From Keychains to Classrooms

The project’s growth has been exponential. “One of the challenges is monitoring the process to ensure the plastics correspond to credits that can be accepted internationally,” explains Magileviciute. To meet these standards, the workshop has upgraded from making small trinkets like dolphin keychains to producing heavy-duty recycled boards. This year, Ekonatura is on track to process a full tonne of plastic.

The transformation is a labor-intensive labor of love. Local collaborator Cipriana Lopes manages the “raw material” delivered by residents to the village eco-point. Each piece—from detergent bottles to discarded vessels—is meticulously cleaned by hand.
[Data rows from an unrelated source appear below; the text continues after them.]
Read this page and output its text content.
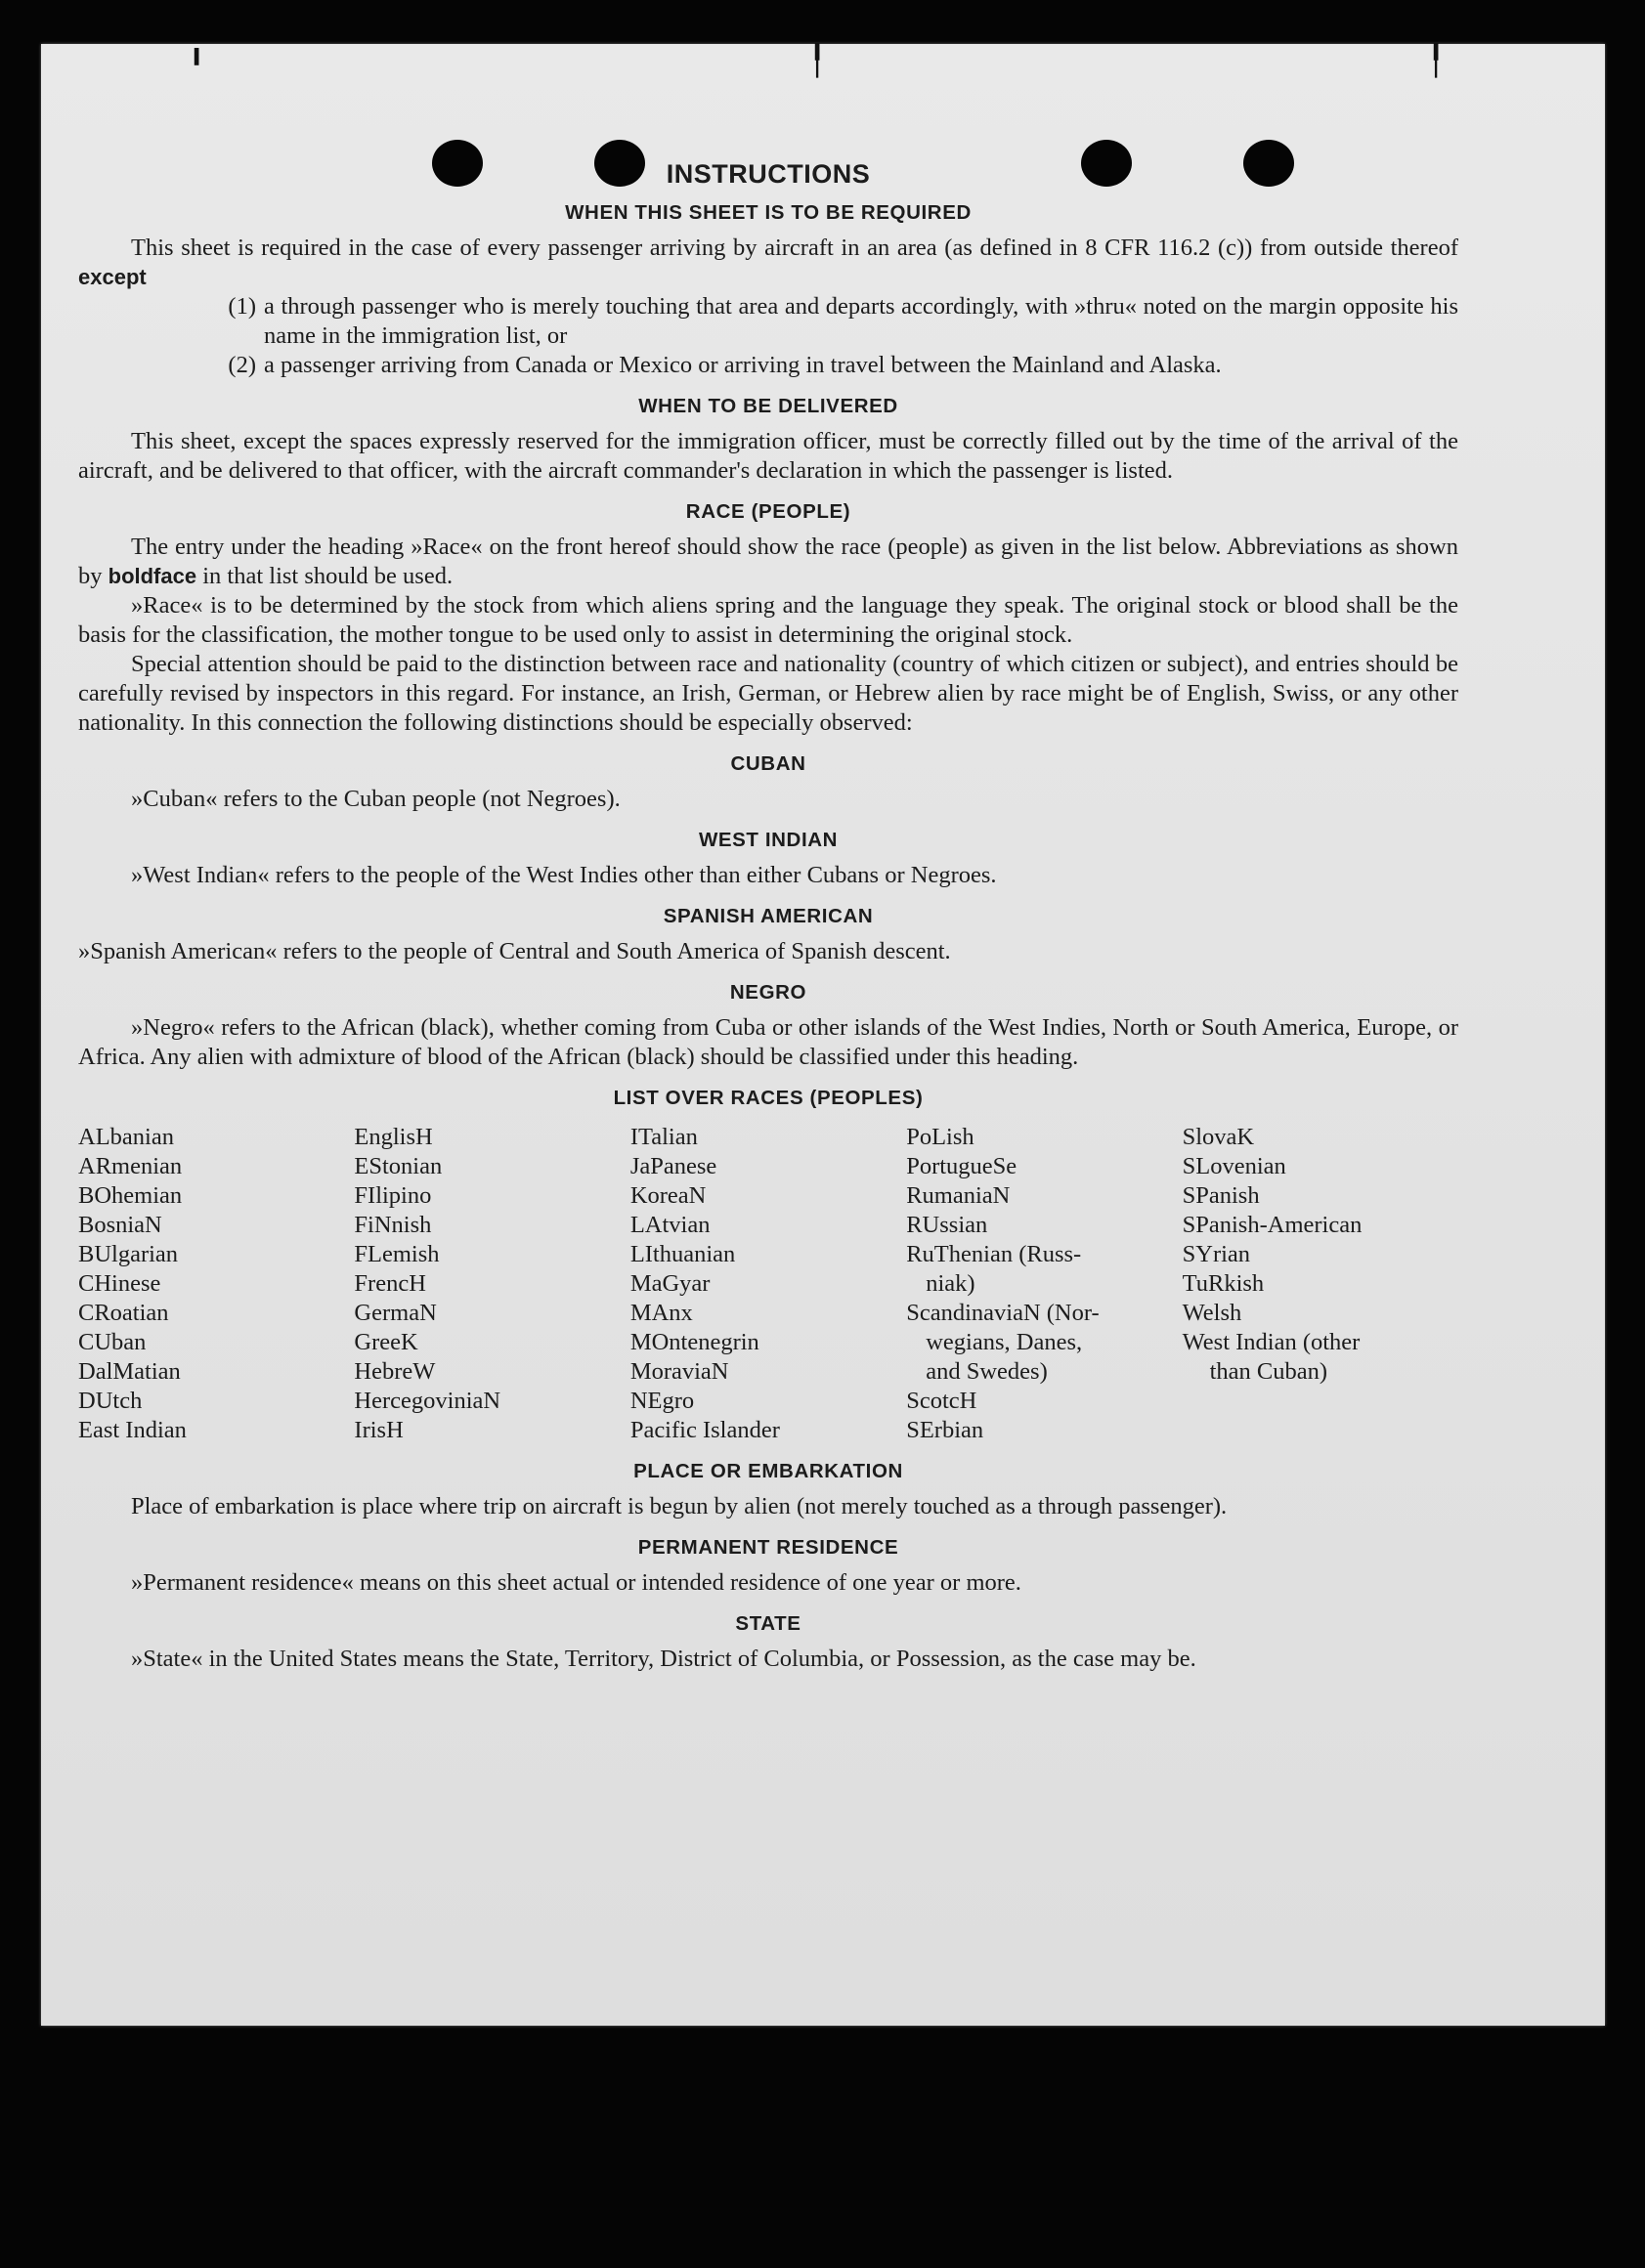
╹	╿	╿
INSTRUCTIONS
WHEN THIS SHEET IS TO BE REQUIRED

This sheet is required in the case of every passenger arriving by aircraft in an area (as defined in 8 CFR 116.2 (c)) from outside thereof except

(1) a through passenger who is merely touching that area and departs accordingly, with »thru« noted on the margin opposite his name in the immigration list, or

(2) a passenger arriving from Canada or Mexico or arriving in travel between the Mainland and Alaska.

WHEN TO BE DELIVERED

This sheet, except the spaces expressly reserved for the immigration officer, must be correctly filled out by the time of the arrival of the aircraft, and be delivered to that officer, with the aircraft commander's declaration in which the passenger is listed.

RACE (PEOPLE)

The entry under the heading »Race« on the front hereof should show the race (people) as given in the list below. Abbreviations as shown by boldface in that list should be used.

»Race« is to be determined by the stock from which aliens spring and the language they speak. The original stock or blood shall be the basis for the classification, the mother tongue to be used only to assist in determining the original stock.

Special attention should be paid to the distinction between race and nationality (country of which citizen or subject), and entries should be carefully revised by inspectors in this regard. For instance, an Irish, German, or Hebrew alien by race might be of English, Swiss, or any other nationality. In this connection the following distinctions should be especially observed:

CUBAN

»Cuban« refers to the Cuban people (not Negroes).

WEST INDIAN

»West Indian« refers to the people of the West Indies other than either Cubans or Negroes.

SPANISH AMERICAN

»Spanish American« refers to the people of Central and South America of Spanish descent.

NEGRO

»Negro« refers to the African (black), whether coming from Cuba or other islands of the West Indies, North or South America, Europe, or Africa. Any alien with admixture of blood of the African (black) should be classified under this heading.

LIST OVER RACES (PEOPLES)
ALbanian
ARmenian
BOhemian
BosniaN
BUlgarian
CHinese
CRoatian
CUban
DalMatian
DUtch
East Indian
EnglisH
EStonian
FIlipino
FiNnish
FLemish
FrencH
GermaN
GreeK
HebreW
HercegoviniaN
IrisH
ITalian
JaPanese
KoreaN
LAtvian
LIthuanian
MaGyar
MAnx
MOntenegrin
MoraviaN
NEgro
Pacific Islander
PoLish
PortugueSe
RumaniaN
RUssian
RuThenian (Russ-
niak)
ScandinaviaN (Nor-
wegians, Danes,
and Swedes)
ScotcH
SErbian
SlovaK
SLovenian
SPanish
SPanish-American
SYrian
TuRkish
Welsh
West Indian (other
than Cuban)
PLACE OR EMBARKATION

Place of embarkation is place where trip on aircraft is begun by alien (not merely touched as a through passenger).

PERMANENT RESIDENCE

»Permanent residence« means on this sheet actual or intended residence of one year or more.

STATE

»State« in the United States means the State, Territory, District of Columbia, or Possession, as the case may be.
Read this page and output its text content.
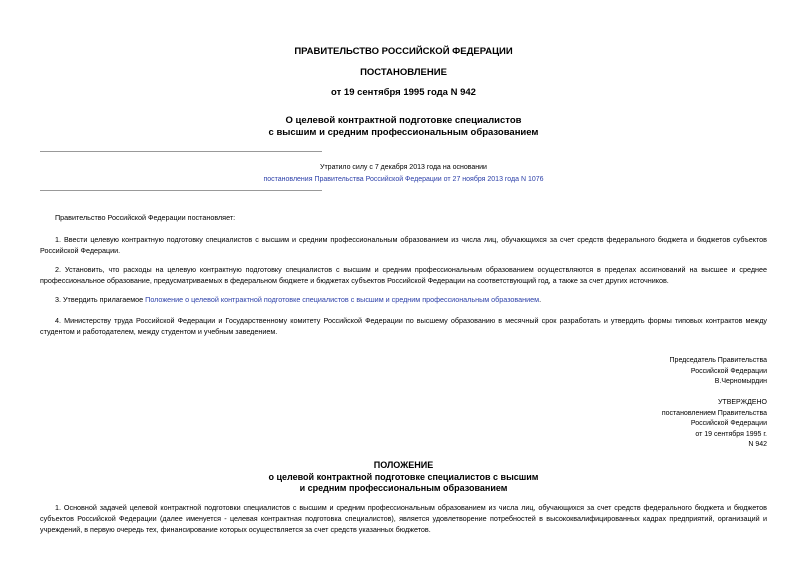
ПРАВИТЕЛЬСТВО РОССИЙСКОЙ ФЕДЕРАЦИИ
ПОСТАНОВЛЕНИЕ
от 19 сентября 1995 года N 942
О целевой контрактной подготовке специалистов
с высшим и средним профессиональным образованием
Утратило силу с 7 декабря 2013 года на основании
постановления Правительства Российской Федерации от 27 ноября 2013 года N 1076
Правительство Российской Федерации постановляет:
1. Ввести целевую контрактную подготовку специалистов с высшим и средним профессиональным образованием из числа лиц, обучающихся за счет средств федерального бюджета и бюджетов субъектов Российской Федерации.
2. Установить, что расходы на целевую контрактную подготовку специалистов с высшим и средним профессиональным образованием осуществляются в пределах ассигнований на высшее и среднее профессиональное образование, предусматриваемых в федеральном бюджете и бюджетах субъектов Российской Федерации на соответствующий год, а также за счет других источников.
3. Утвердить прилагаемое Положение о целевой контрактной подготовке специалистов с высшим и средним профессиональным образованием.
4. Министерству труда Российской Федерации и Государственному комитету Российской Федерации по высшему образованию в месячный срок разработать и утвердить формы типовых контрактов между студентом и работодателем, между студентом и учебным заведением.
Председатель Правительства
Российской Федерации
В.Черномырдин
УТВЕРЖДЕНО
постановлением Правительства
Российской Федерации
от 19 сентября 1995 г.
N 942
ПОЛОЖЕНИЕ
о целевой контрактной подготовке специалистов с высшим
и средним профессиональным образованием
1. Основной задачей целевой контрактной подготовки специалистов с высшим и средним профессиональным образованием из числа лиц, обучающихся за счет средств федерального бюджета и бюджетов субъектов Российской Федерации (далее именуется - целевая контрактная подготовка специалистов), является удовлетворение потребностей в высококвалифицированных кадрах предприятий, организаций и учреждений, в первую очередь тех, финансирование которых осуществляется за счет средств указанных бюджетов.
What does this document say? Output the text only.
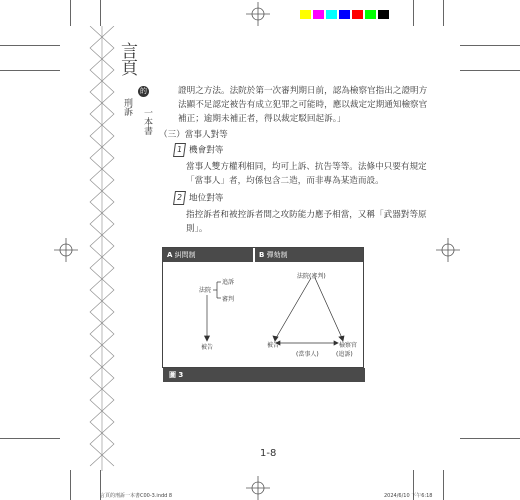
言頁
的
刑訴
一本書
證明之方法。法院於第一次審判期日前，認為檢察官指出之證明方
法顯不足認定被告有成立犯罪之可能時，應以裁定定期通知檢察官
補正；逾期未補正者，得以裁定駁回起訴。」
（三）當事人對等
1 機會對等
當事人雙方權利相同，均可上訴、抗告等等。法條中只要有規定
「當事人」者，均係包含二造，而非專為某造而設。
2 地位對等
指控訴者和被控訴者間之攻防能力應予相當，又稱「武器對等原
則」。
A 糾問制	B 彈劾制
法院
追訴
審判
被告
法院(審判)
被告	檢察官
(當事人)	(追訴)
圖 3
1-8
言頁的刑訴一本書C00-3.indd 8	2024/6/10 下午6:18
Labels are scraped off with knives before the plastic is color-sorted, manually cut with industrial scissors, and fed into a shredder. The resulting plastic “sand” is then heated under high pressure to create durable, one-square-meter boards, each containing 11.5 kilograms of recycled waste.

The impact is visible in the local community: Ekonatura now supplies the state with school furniture. “It’s education in practice,” Magileviciute says. “What better example for children than sitting on chairs made of 100% recycled plastic and bottle caps?”

Entering the Global Market

The potential for Cape Verde to lead in this emerging sector is currently being mapped by a Portuguese-led study involving the Portuguese Association of Environmental Technology Companies (Apemeta). Set to be presented in December, the study highlights how organizations like Ekonatura can leverage beach cleanups and recycling to secure international funding.

This initiative comes at a critical time for the world’s oceans. With an estimated garbage truck’s worth of plastic dumped into the sea every minute, the World Economic Forum has warned that plastic could outweigh fish by 2050. The World Bank has recently backed “plastic credits” as a vital result-based mechanism to bridge the gap between private financing and grassroots environmental action.

A Circular Future

Beyond the global market, Ekonatura is becoming a staple of Cape Verdean tourism. Its community shop, which sells everything from side tables to recycled plastic Christmas trees, is now a stop on local travel itineraries, completing the circular economy loop as visitors purchase products made from the very waste that threatens the islands’ shores.

While project manager João Ferreira notes that changing the habits of adults remains a challenge, the enthusiasm of the youth and the project’s increasing financial viability offer a roadmap for expansion. As Cipriana Lopes hauls another wheelbarrow of waste to the shredder, her message to the international market is simple: “Just support us; we are ready to continue.”